In this regard, radiator columns are set in the hydrogen generator to make the electrolyzed water to pass through, so as to improve the heat dissipation efficiency by increasing the contact area between the electrolyzed water and the environment. However, in order to improve the heat dissipation efficiency, the length of the radiator column needs to be increased and then additional space to accommodate the radiator column is needed in the hydrogen generator, so that the size of the hydrogen generator cannot be reduced.
SUMMARY OF THE INVENTIONTherefore, the present invention provides a radiator and a hydrogen generator with heat dissipation function to solve the problems of the prior art.
In one embodiment of the present invention, the radiator comprises a base, a column structure, a plurality of radiating sheets, and a spiral structure. The base comprises a water input port and a water output port. The column structure is coupled to the base, the water input port, and the water output port to receive and output a liquid. The column structure penetrates a plurality of radiating sheets. The spiral structure is disposed in the column structure.
Wherein, the base comprises a flow channel structure coupled to the column structure, thereby the column structure and the flow channel structure form a heat dissipation channel of the liquid.
Wherein, the flow channel structure comprises a water blocking board, and the column structure penetrates the water blocking board.
Wherein, the column structure comprises a straight area and a bending area, and the length of the spiral structure is approximately equal to the length of straight area of the column structure.
Wherein, the column structure comprises a plurality of the columns, the spiral structure comprises a plurality of the spiral columns corresponding to the plurality of columns, and each of the spiral columns is respectively disposed in the corresponding column.
Wherein, the base comprises a plurality of flow channels. The plurality of the columns comprise a first column, a second column, a third column and a fourth column, and the plurality of the flow channels comprise a first flow channel, a second flow channel and a third flow channel. The first column is coupled to the water input port and the first flow channel, the second column is coupled to the first flow channel and the second flow channel, the third column is coupled to the second flow channel and the third flow channel, and the fourth column is coupled to the third flow channel and the water output port.
Wherein, the base comprises a plurality of grooves, and the radiator further comprises a water blocking board disposed on the groove to form a plurality of flow channels.
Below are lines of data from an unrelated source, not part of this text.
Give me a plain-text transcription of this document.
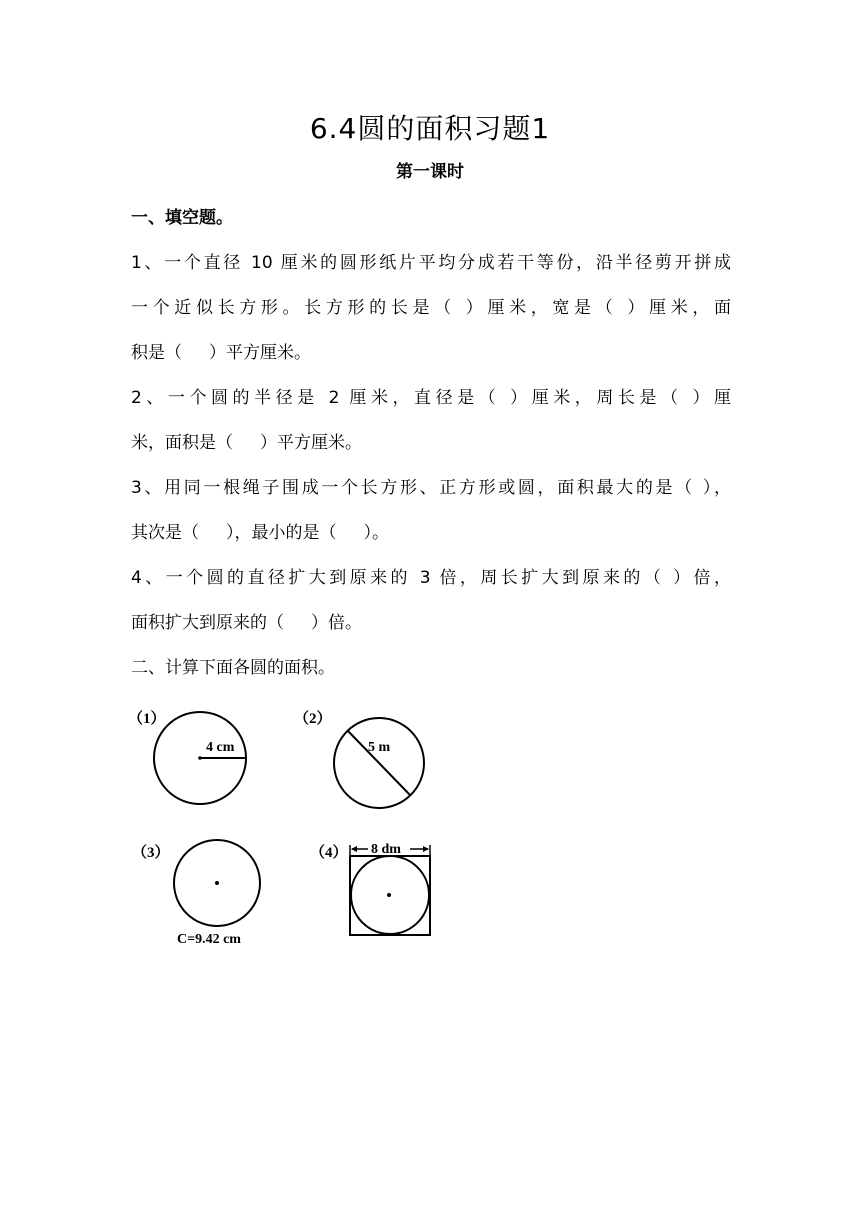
6.4圆的面积习题1
第一课时
一、填空题。
1、一个直径 10 厘米的圆形纸片平均分成若干等份，沿半径剪开拼成
一个近似长方形。长方形的长是（ ）厘米，宽是（ ）厘米，面
积是（     ）平方厘米。
2、一个圆的半径是 2 厘米，直径是（ ）厘米，周长是（ ）厘
米，面积是（     ）平方厘米。
3、用同一根绳子围成一个长方形、正方形或圆，面积最大的是（ ），
其次是（     ），最小的是（     ）。
4、一个圆的直径扩大到原来的 3 倍，周长扩大到原来的（ ）倍，
面积扩大到原来的（     ）倍。
二、计算下面各圆的面积。
（1）
4 cm
（2）
5 m
（3）
C=9.42 cm
（4） 8 dm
The column structure, the water blocking board, and the plurality of flow channels form a heat dissipation channel of the liquid.
In addition, the present invention provides anther radiator comprising a base, a column structure, and a plurality of radiating sheets. The base comprises a water input port and a water output port. The column structure is coupled to the base, and the column structure is coupled to the water input port and the water output port to receive and output a liquid. The column structure comprises a delay structure. Wherein, the column structure penetrates the plurality of radiating sheets.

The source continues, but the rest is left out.